RTT resolves the Running Couplings vs. Fixed Geometry paradox by separating three operator layers:

  • G1 — Structural Scale Dependence
    Running couplings are structural features of QFT, not geometry.

  • G2 — Energetic Backreaction and Effective Geometry
    Geometry does run in quantum gravity: effective metrics, renormalized curvature, and scale‑dependent gravitational couplings emerge at high energies.

  • G3 — Harmonic Relational Classical Limit
    Observers experience a fixed geometry only in the relational, low‑energy classical limit where running effects are negligible.

Key insights:#

  • G1: Running couplings belong to the structural layer of QFT.
  • G2: Geometry becomes scale‑dependent only in the energetic quantum‑gravity regime.
  • G3: Classical geometry is a relational approximation valid at low energies.
  • The paradox forms only when G1, G2, and G3 are collapsed into a single “is geometry fixed or running?” frame.

Thus:

  • G1: couplings run structurally
  • G2: geometry runs energetically in quantum gravity
  • G3: observers perceive fixed geometry relationally

The paradox dissolves because running couplings and fixed geometry operate on different descriptive layers of physical theory.
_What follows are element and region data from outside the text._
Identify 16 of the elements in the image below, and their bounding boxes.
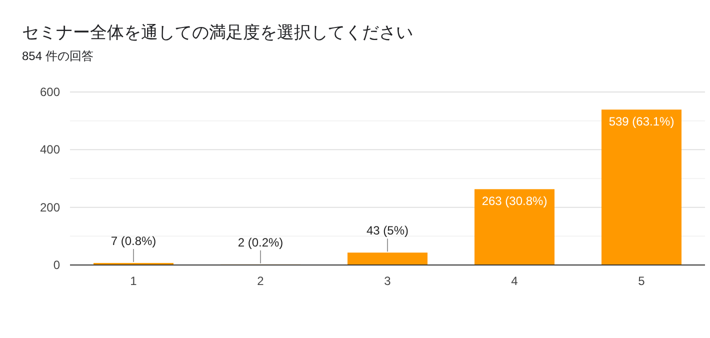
- y-tick-label: 600: [40, 85, 60, 99]
- x-tick-label: 5: [638, 274, 646, 288]
- title: セミナー全体を通しての満足度を選択してください: [22, 23, 413, 42]
- x-tick-label: 3: [384, 274, 392, 288]
- data-label: 539 (63.1%): [608, 114, 674, 129]
- x-tick-label: 4: [511, 274, 518, 288]
- data-label: 43 (5%): [366, 224, 409, 238]
- data-label: 2 (0.2%): [238, 235, 284, 250]
- subtitle: 854 件の回答: [22, 49, 94, 63]
- x-tick-label: 2: [257, 274, 264, 288]
- y-tick-label: 200: [40, 200, 60, 214]
- y-tick-label: 400: [40, 142, 60, 157]
- data-label: 7 (0.8%): [110, 234, 156, 248]
- x-tick-label: 1: [130, 274, 138, 288]
- y-tick-label: 0: [53, 258, 60, 272]
- data-label: 263 (30.8%): [482, 194, 548, 208]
RTT classifies this as a Structural‑Relational Quantum‑Gravity Paradox.


5. Resilience Score#

Resilience Rating: ★★★★★ (Very High)

RTT neutralizes the paradox through:

  • operator‑layer separation (G1/G2/G3)
  • energetic backreaction modeling
  • harmonic relational classical‑limit reasoning
  • drift‑bounded renormalization‑geometry interpretation

6. Notes & Cross‑Links#

  • Related paradoxes: UV/IR Mixing, Minimal Length vs. Continuous Fields, Tensor Networks vs. Continuum Geometry.
  • Maps into RTT‑12 Layers 10–12 (scales → geometry → coherence).
  • Useful for teaching renormalization, semiclassical gravity, and emergent spacetime.